The quick answer is "maybe" but we'll need to look at the details of your situation to know. We'll assume that your home will sell for less than you owe on it; the amount that you owe less than the amount received from the sale is called the "deficiency". Here are some examples of different situations and their probable results. Hang on for the ride …
1. You have only one mortgage loan on your home and it's the original one you got to buy the home. You won't owe anything after the foreclosure sale because of California's "anti-deficiency" law that says you don't owe that deficiency amount if the loan was taken for the purpose of buying the home for you to live in. This type of loan is called a "purchase-money" loan.

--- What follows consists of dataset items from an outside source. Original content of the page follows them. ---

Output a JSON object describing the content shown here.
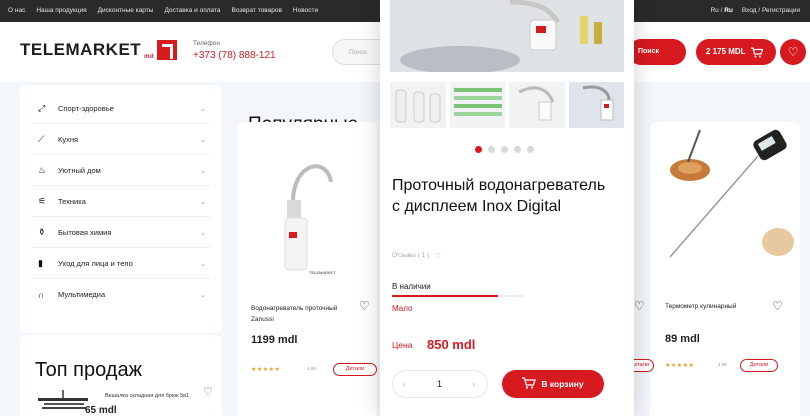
{
  "topbar": {
    "links": [
      "О нас",
      "Наша продукция",
      "Дисконтные карты",
      "Доставка и оплата",
      "Возврат товаров",
      "Новости"
    ],
    "lang_ru": "Ru",
    "lang_sep": "/",
    "lang_ro": "Ru",
    "auth": "Вход / Регистрация"
  },
  "header": {
    "logo_text": "TELEMARKET",
    "logo_suffix": "md",
    "phone_label": "Телефон",
    "phone_number": "+373 (78) 888-121",
    "search_placeholder": "Поиск",
    "search_button": "Поиск",
    "cart_total": "2 175 MDL"
  },
  "sidebar": {
    "items": [
      {
        "label": "Спорт-здоровье",
        "icon": "dumbbell-icon"
      },
      {
        "label": "Кухня",
        "icon": "knife-icon"
      },
      {
        "label": "Уютный дом",
        "icon": "sofa-icon"
      },
      {
        "label": "Техника",
        "icon": "gadget-icon"
      },
      {
        "label": "Бытовая химия",
        "icon": "spray-bottle-icon"
      },
      {
        "label": "Уход для лица и тело",
        "icon": "cosmetics-icon"
      },
      {
        "label": "Мультимедиа",
        "icon": "headphones-icon"
      }
    ]
  },
  "top_sales": {
    "title": "Топ продаж",
    "item_name": "Вешалка складная для брюк 5в1",
    "item_price": "65 mdl"
  },
  "popular": {
    "title": "Популярные"
  },
  "card1": {
    "name": "Водонагреватель проточный Zanussi",
    "price": "1199 mdl",
    "rating": "4.99",
    "details": "Детали"
  },
  "card2": {
    "name": "Термометр кулинарный",
    "price": "89 mdl",
    "rating": "4.99",
    "details": "Детали",
    "ghost_details": "Детали"
  },
  "modal": {
    "title": "Проточный водонагреватель с дисплеем Inox Digital",
    "reviews_label": "Отзывы ( 1 )",
    "stock_label": "В наличии",
    "stock_level": 0.8,
    "low_label": "Мало",
    "price_label": "Цена",
    "price_value": "850 mdl",
    "quantity": "1",
    "add_to_cart": "В корзину",
    "dots_total": 5,
    "dots_active": 0
  },
  "colors": {
    "brand_red": "#d71920",
    "topbar_bg": "#2a2a2a",
    "star": "#e99d1c"
  }
}
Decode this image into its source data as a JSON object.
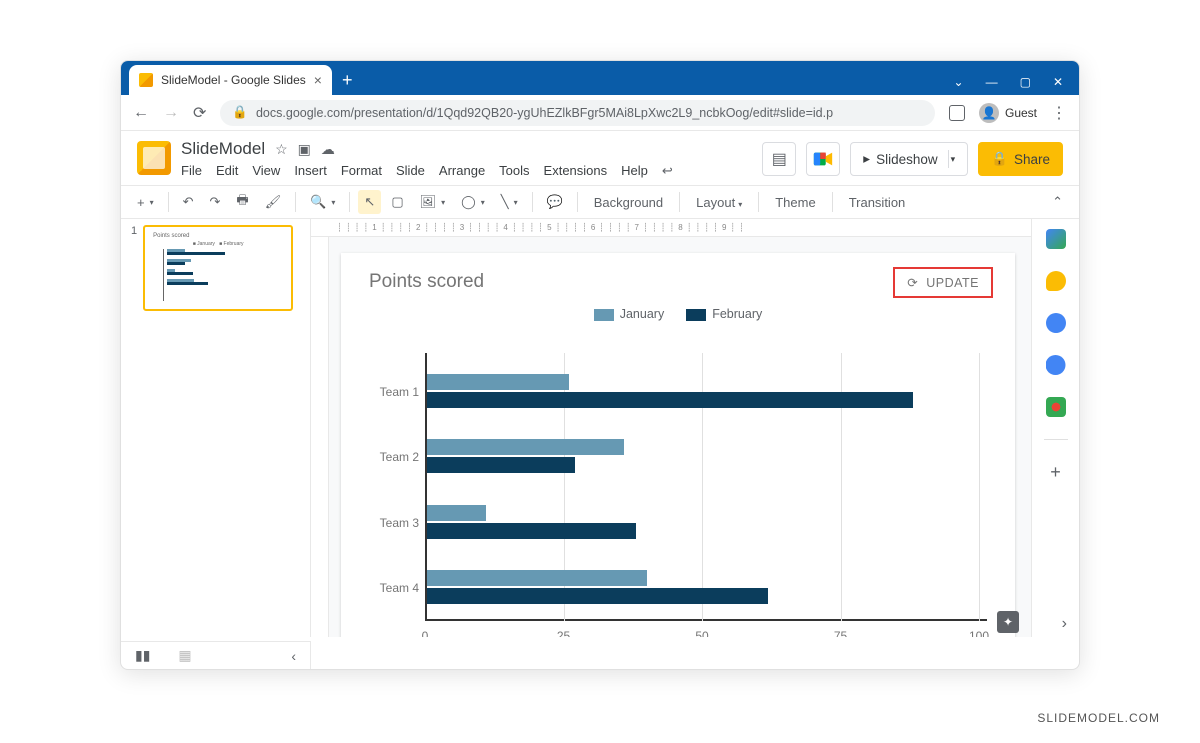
{
  "browser": {
    "tab_title": "SlideModel - Google Slides",
    "url": "docs.google.com/presentation/d/1Qqd92QB20-ygUhEZlkBFgr5MAi8LpXwc2L9_ncbkOog/edit#slide=id.p",
    "guest_label": "Guest"
  },
  "app": {
    "doc_title": "SlideModel",
    "menus": [
      "File",
      "Edit",
      "View",
      "Insert",
      "Format",
      "Slide",
      "Arrange",
      "Tools",
      "Extensions",
      "Help"
    ],
    "slideshow_label": "Slideshow",
    "share_label": "Share"
  },
  "toolbar": {
    "background": "Background",
    "layout": "Layout",
    "theme": "Theme",
    "transition": "Transition"
  },
  "slide": {
    "number": "1",
    "update_label": "UPDATE"
  },
  "chart_data": {
    "type": "bar",
    "orientation": "horizontal",
    "title": "Points scored",
    "categories": [
      "Team 1",
      "Team 2",
      "Team 3",
      "Team 4"
    ],
    "series": [
      {
        "name": "January",
        "color": "#6699b3",
        "values": [
          26,
          36,
          11,
          40
        ]
      },
      {
        "name": "February",
        "color": "#0b3d5c",
        "values": [
          88,
          27,
          38,
          62
        ]
      }
    ],
    "x_ticks": [
      0,
      25,
      50,
      75,
      100
    ],
    "xlim": [
      0,
      100
    ]
  },
  "watermark": "SLIDEMODEL.COM"
}
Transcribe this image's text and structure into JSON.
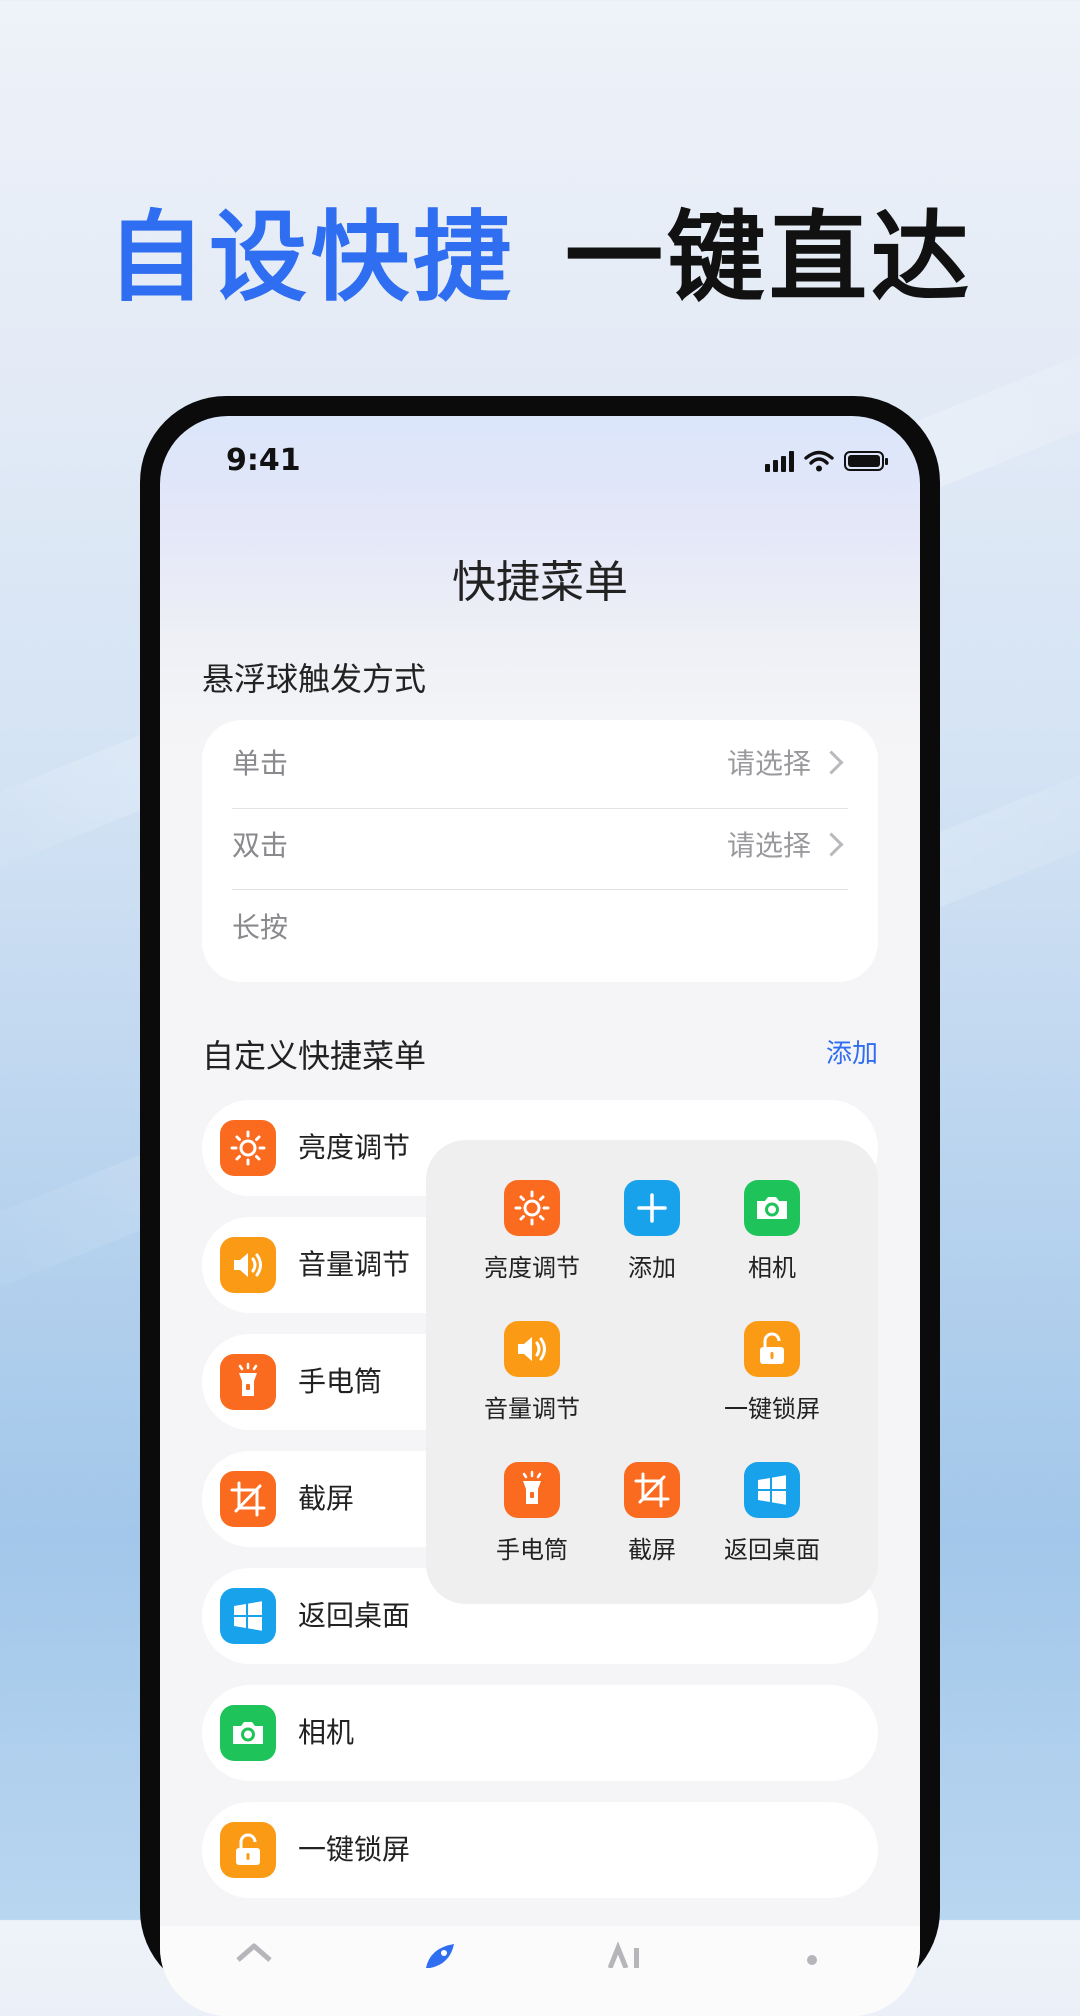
{
  "banner": {
    "highlight": "自设快捷",
    "rest": "一键直达"
  },
  "status_bar": {
    "time": "9:41"
  },
  "page_title": "快捷菜单",
  "trigger_section": {
    "title": "悬浮球触发方式",
    "rows": [
      {
        "label": "单击",
        "value": "请选择"
      },
      {
        "label": "双击",
        "value": "请选择"
      },
      {
        "label": "长按",
        "value": ""
      }
    ]
  },
  "custom_section": {
    "title": "自定义快捷菜单",
    "add_label": "添加",
    "items": [
      {
        "label": "亮度调节",
        "icon": "sun-icon",
        "color": "#fa6a1f"
      },
      {
        "label": "音量调节",
        "icon": "speaker-icon",
        "color": "#fb9a14"
      },
      {
        "label": "手电筒",
        "icon": "flashlight-icon",
        "color": "#fa6a1f"
      },
      {
        "label": "截屏",
        "icon": "crop-icon",
        "color": "#fa6a1f"
      },
      {
        "label": "返回桌面",
        "icon": "windows-icon",
        "color": "#17a2eb"
      },
      {
        "label": "相机",
        "icon": "camera-icon",
        "color": "#1ec459"
      },
      {
        "label": "一键锁屏",
        "icon": "unlock-icon",
        "color": "#fb9a14"
      }
    ]
  },
  "popup_menu": {
    "items": [
      {
        "label": "亮度调节",
        "icon": "sun-icon"
      },
      {
        "label": "添加",
        "icon": "plus-icon"
      },
      {
        "label": "相机",
        "icon": "camera-icon"
      },
      {
        "label": "音量调节",
        "icon": "speaker-icon"
      },
      {
        "label": "一键锁屏",
        "icon": "unlock-icon"
      },
      {
        "label": "手电筒",
        "icon": "flashlight-icon"
      },
      {
        "label": "截屏",
        "icon": "crop-icon"
      },
      {
        "label": "返回桌面",
        "icon": "windows-icon"
      }
    ]
  },
  "tab_bar": {
    "icons": [
      "home-icon",
      "rocket-icon",
      "ai-icon",
      "profile-icon"
    ]
  }
}
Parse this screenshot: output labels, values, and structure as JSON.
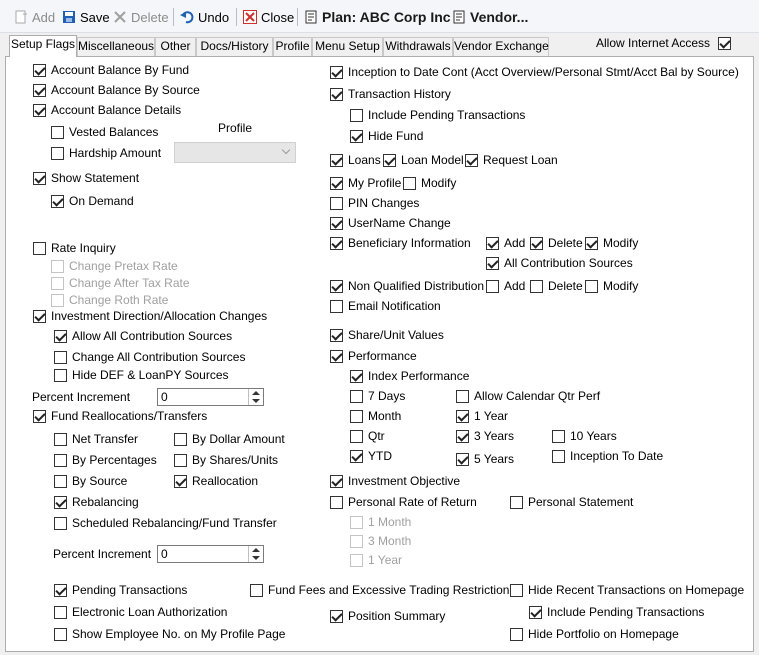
{
  "toolbar": {
    "add": "Add",
    "save": "Save",
    "delete": "Delete",
    "undo": "Undo",
    "close": "Close",
    "plan": "Plan: ABC Corp Inc",
    "vendor": "Vendor..."
  },
  "tabs": [
    "Setup Flags",
    "Miscellaneous",
    "Other",
    "Docs/History",
    "Profile",
    "Menu Setup",
    "Withdrawals",
    "Vendor Exchange"
  ],
  "allow_internet_access": "Allow Internet Access",
  "labels": {
    "profile": "Profile",
    "percent_increment_1": "Percent Increment",
    "percent_increment_2": "Percent Increment"
  },
  "inputs": {
    "percent_increment_1": "0",
    "percent_increment_2": "0"
  },
  "checkboxes": {
    "account_balance_by_fund": "Account Balance By Fund",
    "account_balance_by_source": "Account Balance By Source",
    "account_balance_details": "Account Balance Details",
    "vested_balances": "Vested Balances",
    "hardship_amount": "Hardship Amount",
    "show_statement": "Show Statement",
    "on_demand": "On Demand",
    "rate_inquiry": "Rate Inquiry",
    "change_pretax_rate": "Change Pretax Rate",
    "change_after_tax_rate": "Change After Tax Rate",
    "change_roth_rate": "Change Roth Rate",
    "investment_direction": "Investment Direction/Allocation Changes",
    "allow_all_contribution_sources": "Allow All Contribution Sources",
    "change_all_contribution_sources": "Change All Contribution Sources",
    "hide_def_loanpy": "Hide DEF & LoanPY Sources",
    "fund_reallocations": "Fund Reallocations/Transfers",
    "net_transfer": "Net Transfer",
    "by_dollar_amount": "By Dollar Amount",
    "by_percentages": "By Percentages",
    "by_shares_units": "By Shares/Units",
    "by_source": "By Source",
    "reallocation": "Reallocation",
    "rebalancing": "Rebalancing",
    "scheduled_rebalancing": "Scheduled Rebalancing/Fund Transfer",
    "pending_transactions": "Pending Transactions",
    "electronic_loan_authorization": "Electronic Loan Authorization",
    "show_employee_no": "Show Employee No. on My Profile Page",
    "fund_fees": "Fund Fees and Excessive Trading Restrictions",
    "position_summary": "Position Summary",
    "hide_recent_transactions": "Hide Recent Transactions on Homepage",
    "include_pending_transactions_home": "Include Pending Transactions",
    "hide_portfolio": "Hide Portfolio on Homepage",
    "inception_to_date_cont": "Inception to Date Cont (Acct Overview/Personal Stmt/Acct Bal by Source)",
    "transaction_history": "Transaction History",
    "include_pending_transactions": "Include Pending Transactions",
    "hide_fund": "Hide Fund",
    "loans": "Loans",
    "loan_model": "Loan Model",
    "request_loan": "Request Loan",
    "my_profile": "My Profile",
    "modify_profile": "Modify",
    "pin_changes": "PIN Changes",
    "username_change": "UserName Change",
    "beneficiary_information": "Beneficiary Information",
    "ben_add": "Add",
    "ben_delete": "Delete",
    "ben_modify": "Modify",
    "ben_all_contribution_sources": "All Contribution Sources",
    "non_qualified_distribution": "Non Qualified Distribution",
    "nqd_add": "Add",
    "nqd_delete": "Delete",
    "nqd_modify": "Modify",
    "email_notification": "Email Notification",
    "share_unit_values": "Share/Unit Values",
    "performance": "Performance",
    "index_performance": "Index Performance",
    "perf_7_days": "7 Days",
    "allow_calendar_qtr_perf": "Allow Calendar Qtr Perf",
    "perf_month": "Month",
    "perf_1_year": "1 Year",
    "perf_qtr": "Qtr",
    "perf_3_years": "3 Years",
    "perf_10_years": "10 Years",
    "perf_ytd": "YTD",
    "perf_5_years": "5 Years",
    "perf_inception_to_date": "Inception To Date",
    "investment_objective": "Investment Objective",
    "personal_rate_of_return": "Personal Rate of Return",
    "personal_statement": "Personal Statement",
    "prr_1_month": "1 Month",
    "prr_3_month": "3 Month",
    "prr_1_year": "1 Year"
  },
  "colors": {
    "accent_blue": "#1f5fb4",
    "close_red": "#d0312d"
  },
  "icons": {
    "add": "add-icon",
    "save": "save-icon",
    "delete": "delete-icon",
    "undo": "undo-icon",
    "close": "close-icon",
    "plan": "plan-icon",
    "vendor": "vendor-icon"
  }
}
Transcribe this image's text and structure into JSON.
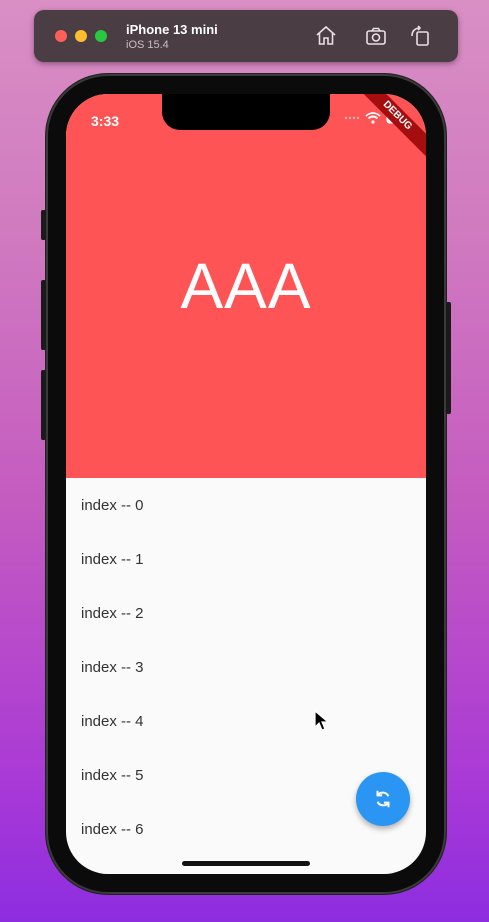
{
  "simulator": {
    "device_name": "iPhone 13 mini",
    "os_version": "iOS 15.4",
    "buttons": [
      "home-icon",
      "screenshot-icon",
      "rotate-icon"
    ]
  },
  "status_bar": {
    "time": "3:33",
    "debug_label": "DEBUG"
  },
  "header": {
    "title": "AAA",
    "background": "#fe5454"
  },
  "list": {
    "items": [
      "index -- 0",
      "index -- 1",
      "index -- 2",
      "index -- 3",
      "index -- 4",
      "index -- 5",
      "index -- 6"
    ]
  },
  "fab": {
    "icon": "refresh-icon",
    "color": "#2a95f3"
  }
}
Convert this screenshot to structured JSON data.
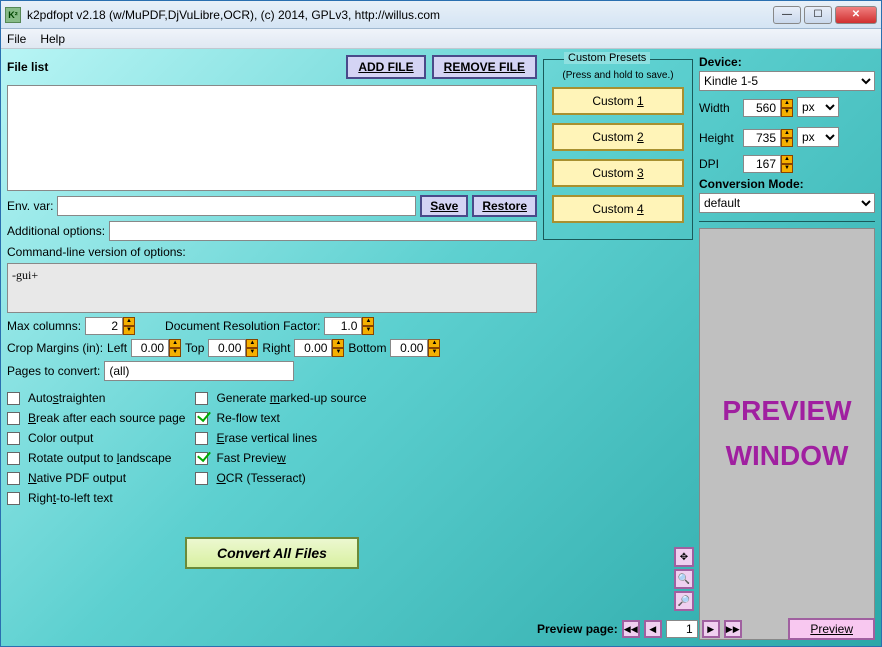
{
  "window": {
    "title": "k2pdfopt v2.18 (w/MuPDF,DjVuLibre,OCR), (c) 2014, GPLv3, http://willus.com"
  },
  "menu": {
    "file": "File",
    "help": "Help"
  },
  "filelist": {
    "label": "File list",
    "add": "ADD FILE",
    "remove": "REMOVE FILE"
  },
  "env": {
    "label": "Env. var:",
    "value": "",
    "save": "Save",
    "restore": "Restore"
  },
  "addopt": {
    "label": "Additional options:",
    "value": ""
  },
  "cmdline": {
    "label": "Command-line version of options:",
    "value": "-gui+"
  },
  "maxcol": {
    "label": "Max columns:",
    "value": "2"
  },
  "drf": {
    "label": "Document Resolution Factor:",
    "value": "1.0"
  },
  "crop": {
    "label": "Crop Margins (in):",
    "left_l": "Left",
    "left_v": "0.00",
    "top_l": "Top",
    "top_v": "0.00",
    "right_l": "Right",
    "right_v": "0.00",
    "bottom_l": "Bottom",
    "bottom_v": "0.00"
  },
  "pages": {
    "label": "Pages to convert:",
    "value": "(all)"
  },
  "checks_left": [
    {
      "label": "Autostraighten",
      "u": "s",
      "on": false
    },
    {
      "label": "Break after each source page",
      "u": "B",
      "on": false
    },
    {
      "label": "Color output",
      "on": false
    },
    {
      "label": "Rotate output to landscape",
      "u": "l",
      "on": false
    },
    {
      "label": "Native PDF output",
      "u": "N",
      "on": false
    },
    {
      "label": "Right-to-left text",
      "u": "t",
      "on": false
    }
  ],
  "checks_right": [
    {
      "label": "Generate marked-up source",
      "u": "m",
      "on": false
    },
    {
      "label": "Re-flow text",
      "on": true
    },
    {
      "label": "Erase vertical lines",
      "u": "E",
      "on": false
    },
    {
      "label": "Fast Preview",
      "u": "w",
      "on": true
    },
    {
      "label": "OCR (Tesseract)",
      "u": "O",
      "on": false
    }
  ],
  "convert": "Convert All Files",
  "presets": {
    "legend": "Custom Presets",
    "hint": "(Press and hold to save.)",
    "items": [
      "Custom 1",
      "Custom 2",
      "Custom 3",
      "Custom 4"
    ]
  },
  "device": {
    "label": "Device:",
    "value": "Kindle 1-5",
    "width_l": "Width",
    "width_v": "560",
    "width_u": "px",
    "height_l": "Height",
    "height_v": "735",
    "height_u": "px",
    "dpi_l": "DPI",
    "dpi_v": "167",
    "mode_l": "Conversion Mode:",
    "mode_v": "default"
  },
  "preview": "PREVIEW\nWINDOW",
  "footer": {
    "label": "Preview page:",
    "page": "1",
    "preview_btn": "Preview"
  }
}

2. The same situation as in 1 above but you refinanced that loan at a later time. That's a new loan that wasn't used to purchase your home, and therefore doesn't give you the protection in 1 above. But you probably still won't owe any deficiency amount because of California's "one action" rule that says the lender can only bring one legal action in connection with the foreclosure. Almost all foreclosures in California are done by a "non-judicial" procedure that doesn't involve a court and is much faster and cheaper than a court procedure. That's the lender's "one action". If the lender uses this foreclosure procedure, they cannot bring a second action and sue you for the deficiency.
3. Same as 1 above but you also took out a 2nd mortgage loan at the time of purchase to pay part of the purchase price. You're protected for the same reason as in 1 above, because California's "anti-deficiency" law says you don't owe a deficiency amount on purchase-money loans. Of course if the holder of the 2nd mortgage loan is the one that did the foreclosure (non-judicial), then you're protected by the "one action" rule, but holders of the 2nd mortgage loans seldom do the foreclosing.
4. Same as 1 or 2 above but you took out a 2nd mortgage loan (from another lender) after you purchased the property, either a straight loan or a line of credit often referred to as a HELOC (home equity line of credit). This loan (1) is not a purchase-money loan and (2) the lender has not used up "one action" because that lender didn't foreclose on the property. So you would be liable for any deficiency remaining on that loan.
5. Same as 4 above but the 2nd mortgage loan was taken from the same lender that issued the purchase-money loan. Courts hold that this lender is subject to the "one action" rule and therefore you are protected. BUT if that 2nd mortgage loan has been sold to someone else, then this new holder of the note is not the one that did the foreclosure, the "one action" rule doesn't apply, and you would be liable for any deficiency remaining on that loan.
If you are liable for a deficiency remaining on a mortgage loan after foreclosure, that debt (and other debts) would be discharged (eliminated) by a bankruptcy. Whether that's desirable for you or not is a whole other question. Do yourself a favor and consult with a qualified bankruptcy attorney in your area to discuss that.